もどかしさと焦りと自分のアホさと、何よりも不自由さで不安がいっぱいだったけれど、不謹慎ながらちょっと大きな怪我をすることに憧れみたいのもあって、これから何日も家族から離れて1人で暮らす入院生活のことを考えると、幾ばくかの期待のような感情もあった。

病室は相部屋だったが、僕の部屋には他に誰もいなくて、1人だけだった。

*****

入院中は、特にやることがなかった。これまで如何に恵まれた環境で、自分勝手にしていたかがわかった。窓の外を眺めると、ビルとビルの隙間から、遠くに電車が見えた。時間がゆっくりと流れた。
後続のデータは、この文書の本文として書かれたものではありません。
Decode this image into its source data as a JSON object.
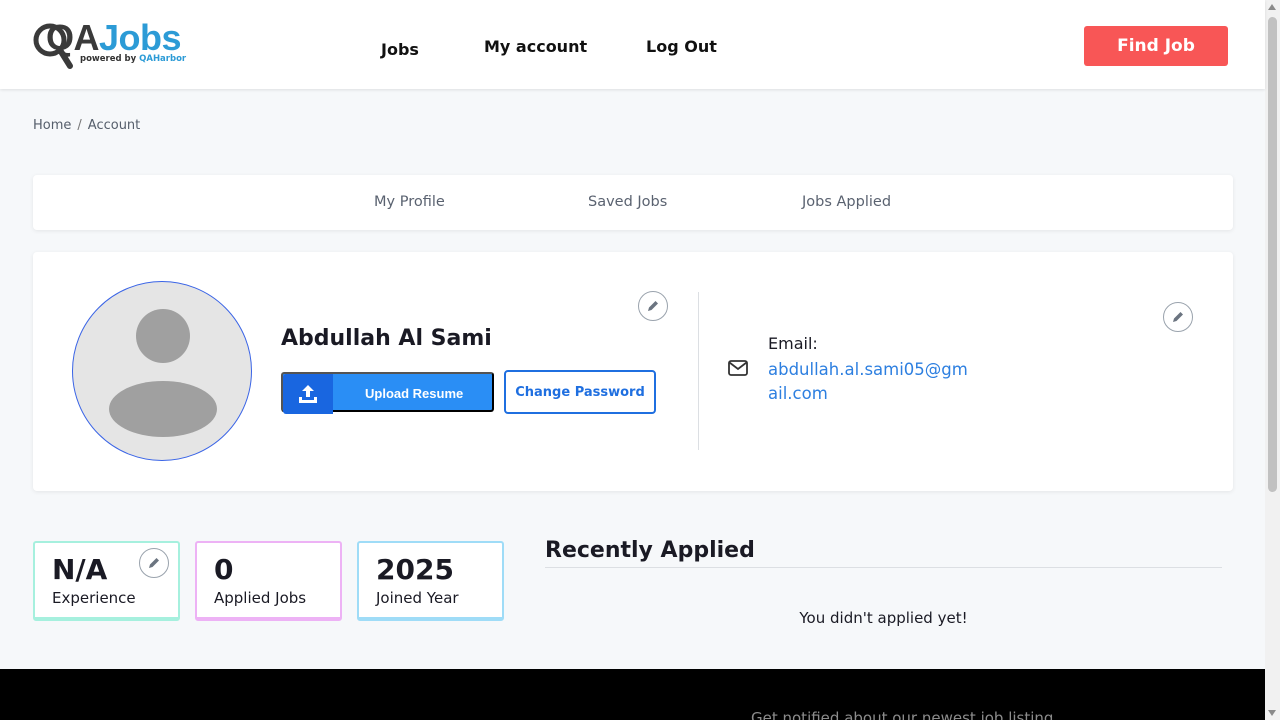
{
  "header": {
    "logo": {
      "text_main_a": "QA",
      "text_main_b": "Jobs",
      "tagline_prefix": "powered by ",
      "tagline_brand": "QAHarbor"
    },
    "nav": [
      {
        "label": "Jobs"
      },
      {
        "label": "My account"
      },
      {
        "label": "Log Out"
      }
    ],
    "cta_label": "Find Job"
  },
  "breadcrumb": {
    "home": "Home",
    "separator": "/",
    "current": "Account"
  },
  "tabs": [
    {
      "label": "My Profile"
    },
    {
      "label": "Saved Jobs"
    },
    {
      "label": "Jobs Applied"
    }
  ],
  "profile": {
    "name": "Abdullah Al Sami",
    "upload_label": "Upload Resume",
    "change_password_label": "Change Password",
    "email_label": "Email:",
    "email_value": "abdullah.al.sami05@gmail.com"
  },
  "stats": [
    {
      "value": "N/A",
      "label": "Experience",
      "border_color": "#a6f0de"
    },
    {
      "value": "0",
      "label": "Applied Jobs",
      "border_color": "#edb2f5"
    },
    {
      "value": "2025",
      "label": "Joined Year",
      "border_color": "#9fdcf7"
    }
  ],
  "recent": {
    "title": "Recently Applied",
    "empty_message": "You didn't applied yet!"
  },
  "footer": {
    "text": "Get notified about our newest job listing"
  },
  "icons": {
    "logo": "magnifier-logo-icon",
    "edit": "pencil-icon",
    "upload": "upload-icon",
    "email": "envelope-icon",
    "avatar": "user-avatar-icon"
  },
  "colors": {
    "accent_red": "#f85656",
    "primary_blue": "#2a8ef5",
    "link_blue": "#2d7fe0",
    "logo_blue": "#2c9bd6"
  }
}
ロビーに出ると、松葉杖のおっちゃんがいつもタバコをくわえていた。おっちゃんの松葉杖は、自分専用に完全なるカスタマイズがされていた。タバコケースやライター入れ、空き缶の灰皿などが、針金で松葉杖に固定されていて、ここでの生活の年季を感じた。

いつも顔を合わせるので、そのうちなんとなく会話をするようになった。でも、おっちゃんの言うことはあまりよくわからなかったので、話した内容は覚えていない。ただ、おっちゃんは、とてもポジティブな人で、世の中いろいろな人がいるのだなと感じたことは記憶している。今、思えば、僕を励まし、おっちゃんの人生哲学を教えてくれていたんだと思う。
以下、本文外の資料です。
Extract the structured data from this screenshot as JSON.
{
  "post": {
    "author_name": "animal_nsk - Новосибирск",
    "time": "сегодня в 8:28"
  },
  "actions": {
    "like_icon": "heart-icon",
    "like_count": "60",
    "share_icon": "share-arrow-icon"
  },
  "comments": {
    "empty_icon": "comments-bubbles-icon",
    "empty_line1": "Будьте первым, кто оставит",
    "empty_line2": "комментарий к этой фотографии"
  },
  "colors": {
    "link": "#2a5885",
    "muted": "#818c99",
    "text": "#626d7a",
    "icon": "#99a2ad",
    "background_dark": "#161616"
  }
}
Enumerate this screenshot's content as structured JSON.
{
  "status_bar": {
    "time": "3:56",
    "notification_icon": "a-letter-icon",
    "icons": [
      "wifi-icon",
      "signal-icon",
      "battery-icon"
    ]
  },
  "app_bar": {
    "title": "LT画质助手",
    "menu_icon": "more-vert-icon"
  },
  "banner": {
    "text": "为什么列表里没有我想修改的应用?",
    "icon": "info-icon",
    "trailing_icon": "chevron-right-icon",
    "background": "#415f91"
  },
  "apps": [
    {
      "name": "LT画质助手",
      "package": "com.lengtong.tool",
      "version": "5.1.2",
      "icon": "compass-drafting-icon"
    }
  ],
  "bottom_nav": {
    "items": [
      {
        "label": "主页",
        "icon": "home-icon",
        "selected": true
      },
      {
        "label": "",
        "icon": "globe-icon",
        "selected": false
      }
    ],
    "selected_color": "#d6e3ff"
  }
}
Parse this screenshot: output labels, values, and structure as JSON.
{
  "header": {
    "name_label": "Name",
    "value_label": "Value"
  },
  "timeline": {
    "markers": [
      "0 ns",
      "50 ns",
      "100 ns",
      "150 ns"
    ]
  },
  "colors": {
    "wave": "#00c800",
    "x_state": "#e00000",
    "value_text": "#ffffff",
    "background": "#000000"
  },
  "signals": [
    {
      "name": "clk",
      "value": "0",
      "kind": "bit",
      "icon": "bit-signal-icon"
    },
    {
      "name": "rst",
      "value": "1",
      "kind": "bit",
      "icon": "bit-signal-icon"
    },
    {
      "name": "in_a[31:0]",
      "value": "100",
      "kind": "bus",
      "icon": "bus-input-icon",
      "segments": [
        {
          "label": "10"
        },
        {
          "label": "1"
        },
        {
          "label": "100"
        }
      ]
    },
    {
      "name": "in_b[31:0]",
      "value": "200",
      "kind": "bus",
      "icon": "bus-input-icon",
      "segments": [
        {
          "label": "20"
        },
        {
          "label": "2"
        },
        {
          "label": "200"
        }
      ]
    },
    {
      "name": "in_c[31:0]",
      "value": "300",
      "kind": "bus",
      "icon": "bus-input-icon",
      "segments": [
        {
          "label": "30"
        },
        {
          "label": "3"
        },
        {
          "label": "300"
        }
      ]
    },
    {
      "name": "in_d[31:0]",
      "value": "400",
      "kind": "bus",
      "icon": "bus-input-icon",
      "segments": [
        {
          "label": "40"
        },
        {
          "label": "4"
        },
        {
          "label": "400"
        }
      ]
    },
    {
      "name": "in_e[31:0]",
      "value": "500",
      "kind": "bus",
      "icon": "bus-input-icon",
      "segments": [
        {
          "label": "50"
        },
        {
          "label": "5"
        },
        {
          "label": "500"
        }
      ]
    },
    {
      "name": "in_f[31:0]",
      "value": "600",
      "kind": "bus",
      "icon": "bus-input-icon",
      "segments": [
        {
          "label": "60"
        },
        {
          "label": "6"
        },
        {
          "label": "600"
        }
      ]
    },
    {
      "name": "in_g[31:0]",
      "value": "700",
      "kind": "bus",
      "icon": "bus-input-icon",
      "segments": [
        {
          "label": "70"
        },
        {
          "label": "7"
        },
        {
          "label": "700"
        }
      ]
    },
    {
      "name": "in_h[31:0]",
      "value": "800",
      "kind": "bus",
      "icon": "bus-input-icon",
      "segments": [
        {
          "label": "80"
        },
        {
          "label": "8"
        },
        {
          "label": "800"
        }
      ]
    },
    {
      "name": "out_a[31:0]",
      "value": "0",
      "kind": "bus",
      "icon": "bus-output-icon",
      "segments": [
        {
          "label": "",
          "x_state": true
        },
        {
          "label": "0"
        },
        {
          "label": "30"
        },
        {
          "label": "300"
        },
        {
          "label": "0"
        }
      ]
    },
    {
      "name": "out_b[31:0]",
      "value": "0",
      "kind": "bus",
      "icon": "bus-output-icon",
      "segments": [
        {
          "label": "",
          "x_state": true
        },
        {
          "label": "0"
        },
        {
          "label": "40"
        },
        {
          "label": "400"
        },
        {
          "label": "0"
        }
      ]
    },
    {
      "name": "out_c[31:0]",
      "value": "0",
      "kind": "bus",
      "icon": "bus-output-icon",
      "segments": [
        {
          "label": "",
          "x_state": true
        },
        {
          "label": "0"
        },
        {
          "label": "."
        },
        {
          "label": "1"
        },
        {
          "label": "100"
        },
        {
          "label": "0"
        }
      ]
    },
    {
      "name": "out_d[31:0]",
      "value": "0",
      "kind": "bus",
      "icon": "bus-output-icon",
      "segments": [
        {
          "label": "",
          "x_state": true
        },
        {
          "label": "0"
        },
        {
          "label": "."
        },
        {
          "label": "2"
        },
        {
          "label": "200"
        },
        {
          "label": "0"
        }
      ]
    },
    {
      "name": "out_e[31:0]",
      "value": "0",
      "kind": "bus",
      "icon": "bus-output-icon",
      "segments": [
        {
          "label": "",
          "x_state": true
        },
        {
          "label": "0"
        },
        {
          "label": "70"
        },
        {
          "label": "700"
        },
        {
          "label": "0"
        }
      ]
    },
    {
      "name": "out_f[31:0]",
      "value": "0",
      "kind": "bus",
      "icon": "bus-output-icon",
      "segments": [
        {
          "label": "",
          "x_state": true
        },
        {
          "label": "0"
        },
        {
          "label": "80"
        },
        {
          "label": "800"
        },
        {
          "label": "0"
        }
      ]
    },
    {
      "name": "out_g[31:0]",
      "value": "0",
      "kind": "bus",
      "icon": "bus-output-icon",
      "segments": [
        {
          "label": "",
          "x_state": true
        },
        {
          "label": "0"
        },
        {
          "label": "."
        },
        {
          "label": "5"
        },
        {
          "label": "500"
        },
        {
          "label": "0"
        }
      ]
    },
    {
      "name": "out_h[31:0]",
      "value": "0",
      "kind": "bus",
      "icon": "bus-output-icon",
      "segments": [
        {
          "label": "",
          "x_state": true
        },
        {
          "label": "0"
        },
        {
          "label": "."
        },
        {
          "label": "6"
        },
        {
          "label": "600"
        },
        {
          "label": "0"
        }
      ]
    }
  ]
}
クラスメートがお見舞いに来てくれたときは本当にうれしかった。もともとは自分が無茶して迷惑をかけただけなのに、みんなのやさしさが身にしみた。

みんなが帰った日の夜は、寂しかった。消灯時間になっても、備え付けのブラウン管の小さなテレビを、片耳のイヤフォンをさして見ていた。見回りの看護師さんが、「眠れないのか」とやさしく声をかけてくれたけど、僕は強がって、テレビを消して、目を閉じた。

病院の3度の食事では足りず、いつもお腹が空いていた。ある日、友達が、おにぎりを差し入れてくれた。これには心から感謝した。
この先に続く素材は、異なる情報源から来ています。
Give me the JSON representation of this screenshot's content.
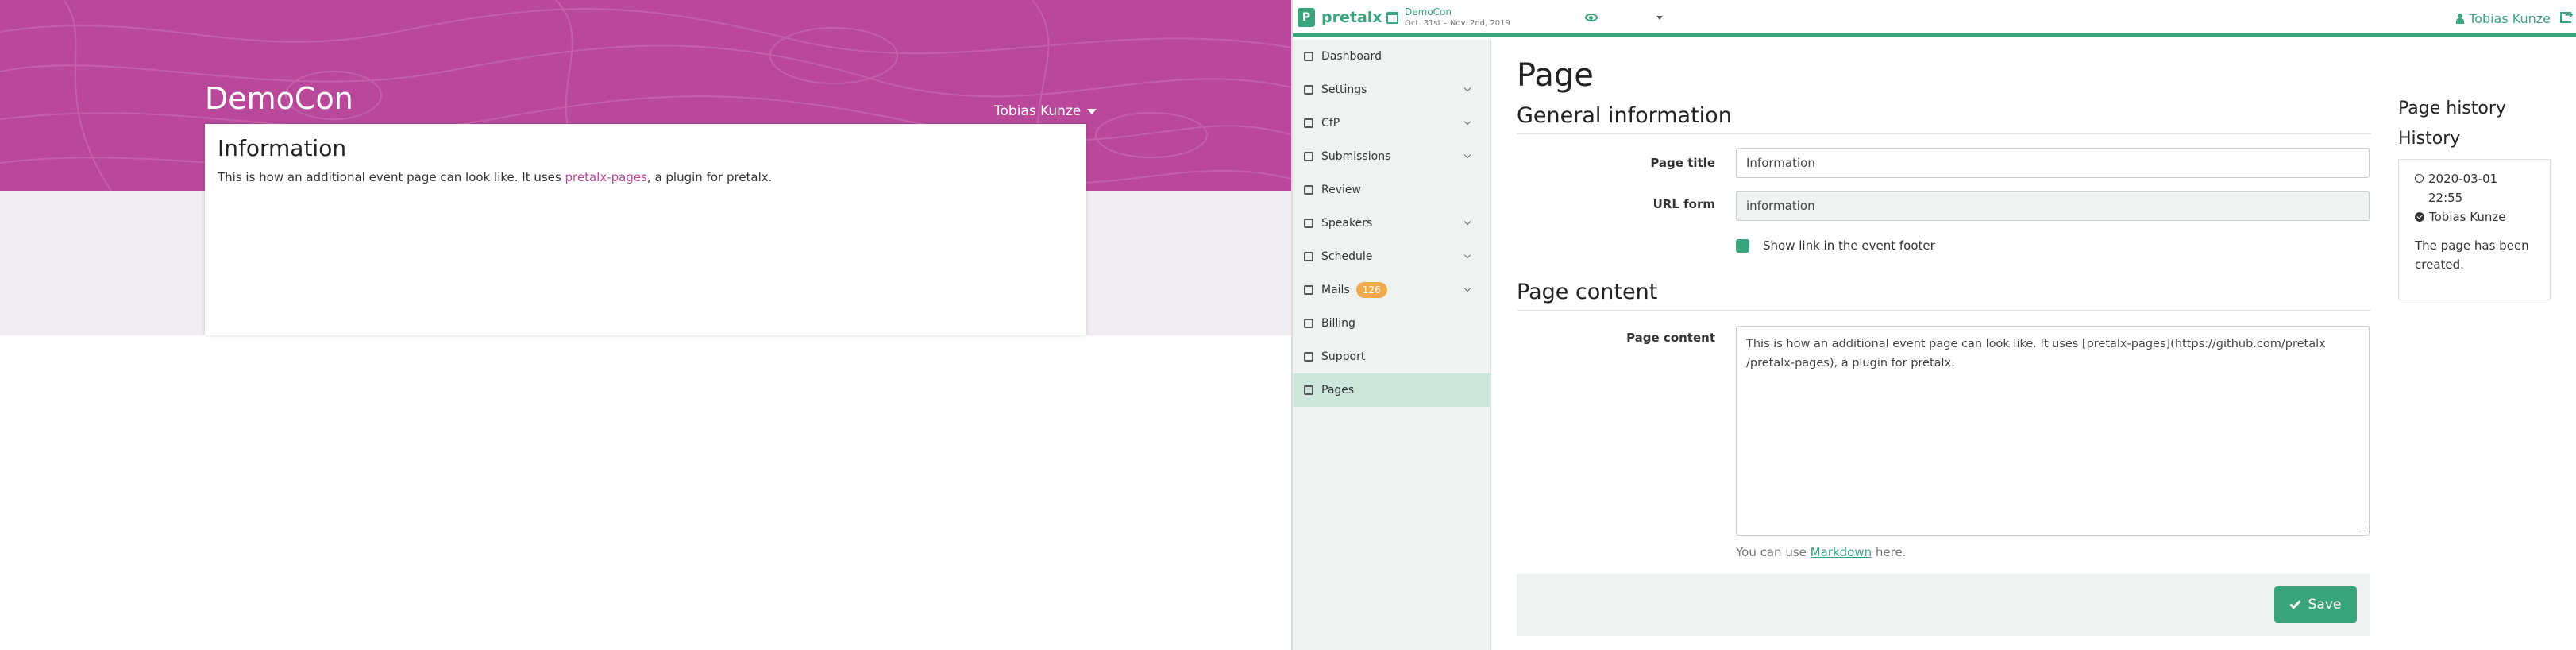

それ以降、僕は、逆に友達の誰かが入院したときは、必ずお見舞いにいった。差し入れは、いつもおにぎりを持って行った。おにぎりの差し入れが、もしかしたら、自分勝手なチョイスなのかもしれないと気がついたのは、だいぶ大人になってからだった。

中2の新学期には少し遅れて登校した。早くみんなと遊びたかった。